By Gary Lee Stuber
Donna Salsbury is living the dream. “I’ve always wanted to do this,” she says of the Clay Family Support Center she recently opened on Main Street in Clay across from the New Judicial Annex in the old NAPA Parts building. The building was also previously operated as the Clay Small Market, selling fresh produce and meats before opening the kitchen for daily diners. Donna and her assistant Cindy Mullins are using the building to help strengthen Clay County Families. They have a number of programs going on at once.
“Our recent Clay County Baby Shower was a success we gave at least 50 families one big item like a car seat or bassinette. Then they got a laundry basket of necessary baby item, bottles, formula, diapers. Things like that.” She shines when describing the helpful status of the organization she orchestrated from a $250,000 federal grant. “We held an extravaganza, carnival style, up at Maysel Park and got more than 250 families to engage. Instead of an egg hunt the children did carnival style games and got prizes in plastic eggs. We got some sponsors like Smith Funeral Home to furnish hot dogs and we covered the rest.”
It’s a little ironic that Donna is operating out of the old NAPA Building. Donna probably knows more about car parts than any employee that ever worked in this building. You see, Donna and husband Jerry built the Salsberry Salvage business out on Tripplet Ridge 27 years ago.
“Jerry said he didn’t want to work the rest of his life as a coal miner. I asked, what do you want to do? He said car parts, and I asked, ‘You want to open a NAPA?’ He laughed and said no. Used parts. Salvage. I said you mean a junk yard. He said, don’t call it junk.”
She agreed to the dream if she could do it though computer access. It cost them $10,000 to do it that way, back when such systems were new. “We were the first to have parts reference by computer in West Virginia.” She said she would do that 25 years, she’s over the limit now, “I opened the salvage parts in in my dining room.” She still operates that business nights and weekends. Jerry, after his heart bypass, was forced to retire.
Donna comes from good stock out at Bird Hollow in Lizemores. Her mother was Doris Price Bird and her father was Charles E. Bird, and Donna was one of four surviving children. She graduated Clay County High School in 1982 and worked briefly in Charleston before marrying Jerry. “I guess I wanted to help out young Clay County families because I know what it was to struggle. In the 1970’s ragging inflation, economy in recession. You couldn’t even buy a coal mining job.”
The memory of her struggles would leave her with a desire to help others in a very vulnerable stage in life. “Young families today are different than when I was young. People are perpetually moving. When I was growing up, people rarely moved. They were surrounded by resources: parents, grandparents, family, and friends. Now, there are families in Clay that have come from other places and they don’t even know a soul here. They are cut off from family resources.”
That is where Donna excels. She has programs or even ambitious ideas for almost everything family. They operate a food pantry, will soon offer cooking classes. They have Zumba and yoga to get young parents out of the homes for a little break from kids. They have play areas and even afterschool tutoring for children. But the proudest thing she is accomplishing is that she is becoming a “hub.”
She says, “There are lots of organizations out there doing a lot of stuff. And I try to get involved so that we can pool resources, people, experiences, and items to make every organizations efforts: double.” She has been effective at being a hub. As it makes all the other organizations shine too.

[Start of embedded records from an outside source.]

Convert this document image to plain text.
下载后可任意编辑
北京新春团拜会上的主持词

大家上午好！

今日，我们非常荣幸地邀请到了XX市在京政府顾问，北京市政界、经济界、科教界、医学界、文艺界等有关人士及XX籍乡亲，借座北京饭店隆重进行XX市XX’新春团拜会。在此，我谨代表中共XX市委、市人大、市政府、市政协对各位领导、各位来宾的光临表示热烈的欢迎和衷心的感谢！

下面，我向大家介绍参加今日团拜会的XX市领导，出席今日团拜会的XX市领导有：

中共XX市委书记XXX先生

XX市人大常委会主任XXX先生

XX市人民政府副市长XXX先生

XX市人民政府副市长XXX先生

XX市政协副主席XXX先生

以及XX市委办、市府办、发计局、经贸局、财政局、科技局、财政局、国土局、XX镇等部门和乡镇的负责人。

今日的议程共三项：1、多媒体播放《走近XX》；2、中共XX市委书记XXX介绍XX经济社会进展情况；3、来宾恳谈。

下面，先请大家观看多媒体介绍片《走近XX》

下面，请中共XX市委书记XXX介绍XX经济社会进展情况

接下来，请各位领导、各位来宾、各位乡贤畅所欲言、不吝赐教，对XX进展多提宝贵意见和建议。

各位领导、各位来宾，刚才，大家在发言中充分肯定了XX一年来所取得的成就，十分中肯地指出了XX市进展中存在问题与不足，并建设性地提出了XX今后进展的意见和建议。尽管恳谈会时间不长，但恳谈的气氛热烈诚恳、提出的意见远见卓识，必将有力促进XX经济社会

Donna has been in the news recently, not just for opening the Family Support Center, but because what she did for her father. He was the 99-year-old who will graduate with the 2024 Clay County Senior Class, along with his biological great-granddaughter, Ashdon. Donna adopted Ashdon after her son Jeremy died of an overdose on his brother Justin’s birthday, and she has done a great job raising her. Ashdon will turn 17 a week before she graduates. She was double promoted because of her grades and knowledge. She wants to work in medicine, but nothing involving needles, so she decided that she wants to learn how to administer sonograms. She has a very great future ahead of her and an early start at that.

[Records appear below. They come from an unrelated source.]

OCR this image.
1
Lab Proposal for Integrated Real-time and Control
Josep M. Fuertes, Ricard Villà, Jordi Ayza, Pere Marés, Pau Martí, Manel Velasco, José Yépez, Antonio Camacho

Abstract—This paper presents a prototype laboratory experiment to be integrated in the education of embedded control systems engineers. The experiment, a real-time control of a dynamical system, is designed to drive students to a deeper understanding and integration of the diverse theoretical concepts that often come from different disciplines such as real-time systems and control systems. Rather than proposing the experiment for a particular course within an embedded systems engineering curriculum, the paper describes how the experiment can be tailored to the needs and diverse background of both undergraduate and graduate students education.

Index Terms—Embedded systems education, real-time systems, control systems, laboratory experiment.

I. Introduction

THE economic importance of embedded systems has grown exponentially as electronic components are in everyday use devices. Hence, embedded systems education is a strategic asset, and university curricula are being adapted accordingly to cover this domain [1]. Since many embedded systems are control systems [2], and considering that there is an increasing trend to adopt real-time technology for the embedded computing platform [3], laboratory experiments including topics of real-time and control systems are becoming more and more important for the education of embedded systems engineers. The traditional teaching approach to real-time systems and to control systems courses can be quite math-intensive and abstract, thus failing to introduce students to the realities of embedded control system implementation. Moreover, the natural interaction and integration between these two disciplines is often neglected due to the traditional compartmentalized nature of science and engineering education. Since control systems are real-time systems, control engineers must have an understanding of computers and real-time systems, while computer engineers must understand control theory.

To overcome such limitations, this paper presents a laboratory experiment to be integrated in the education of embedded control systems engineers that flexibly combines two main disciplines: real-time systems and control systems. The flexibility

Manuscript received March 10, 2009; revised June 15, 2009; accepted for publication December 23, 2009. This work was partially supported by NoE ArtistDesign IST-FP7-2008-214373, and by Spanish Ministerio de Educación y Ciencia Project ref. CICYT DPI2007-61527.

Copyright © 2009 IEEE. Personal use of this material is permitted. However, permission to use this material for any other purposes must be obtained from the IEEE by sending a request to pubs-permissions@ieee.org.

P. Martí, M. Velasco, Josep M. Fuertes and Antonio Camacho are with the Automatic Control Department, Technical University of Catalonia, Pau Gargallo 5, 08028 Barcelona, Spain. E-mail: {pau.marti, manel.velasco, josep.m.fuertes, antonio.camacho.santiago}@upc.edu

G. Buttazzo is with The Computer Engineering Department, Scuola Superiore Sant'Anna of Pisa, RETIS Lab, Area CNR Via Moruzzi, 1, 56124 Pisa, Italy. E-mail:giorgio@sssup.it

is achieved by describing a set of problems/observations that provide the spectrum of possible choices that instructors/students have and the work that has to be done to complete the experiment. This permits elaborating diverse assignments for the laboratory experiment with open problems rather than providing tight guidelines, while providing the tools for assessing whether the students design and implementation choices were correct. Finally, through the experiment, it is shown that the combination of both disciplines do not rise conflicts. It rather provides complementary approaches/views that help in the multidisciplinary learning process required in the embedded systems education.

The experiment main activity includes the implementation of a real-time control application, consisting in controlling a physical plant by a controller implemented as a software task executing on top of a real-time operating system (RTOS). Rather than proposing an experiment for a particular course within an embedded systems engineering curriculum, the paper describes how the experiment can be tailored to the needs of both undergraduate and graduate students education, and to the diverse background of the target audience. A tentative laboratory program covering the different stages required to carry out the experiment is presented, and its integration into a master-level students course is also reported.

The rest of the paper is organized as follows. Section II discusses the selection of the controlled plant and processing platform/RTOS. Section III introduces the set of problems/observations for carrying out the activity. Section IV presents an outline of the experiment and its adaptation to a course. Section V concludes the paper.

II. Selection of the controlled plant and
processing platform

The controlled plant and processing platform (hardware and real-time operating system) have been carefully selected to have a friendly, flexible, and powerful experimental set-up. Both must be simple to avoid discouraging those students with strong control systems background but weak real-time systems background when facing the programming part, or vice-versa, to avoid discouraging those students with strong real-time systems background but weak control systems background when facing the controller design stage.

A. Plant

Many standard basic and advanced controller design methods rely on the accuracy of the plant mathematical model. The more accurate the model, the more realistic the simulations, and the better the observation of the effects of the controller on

Donna’s other son, Justin, works for the federal government in Philadelphia and has given her two more grandsons, Ivan and Alex, who are still in grade school and don’t get to visit Mamaw as often as she would like.
In the meantime, Donna is helping to strengthen other Clay County families and perhaps inspiring young mothers to one day carry on a legacy she is creating. The location is new, and Donna and Cindy are doing what they can to use the available design and space to create a family-oriented facility. And while shelves are still being built and old freezers and stoves from the last tenant are yet to be removed, the facility work continues as they can. And Clay County families have a new resource that they can count on.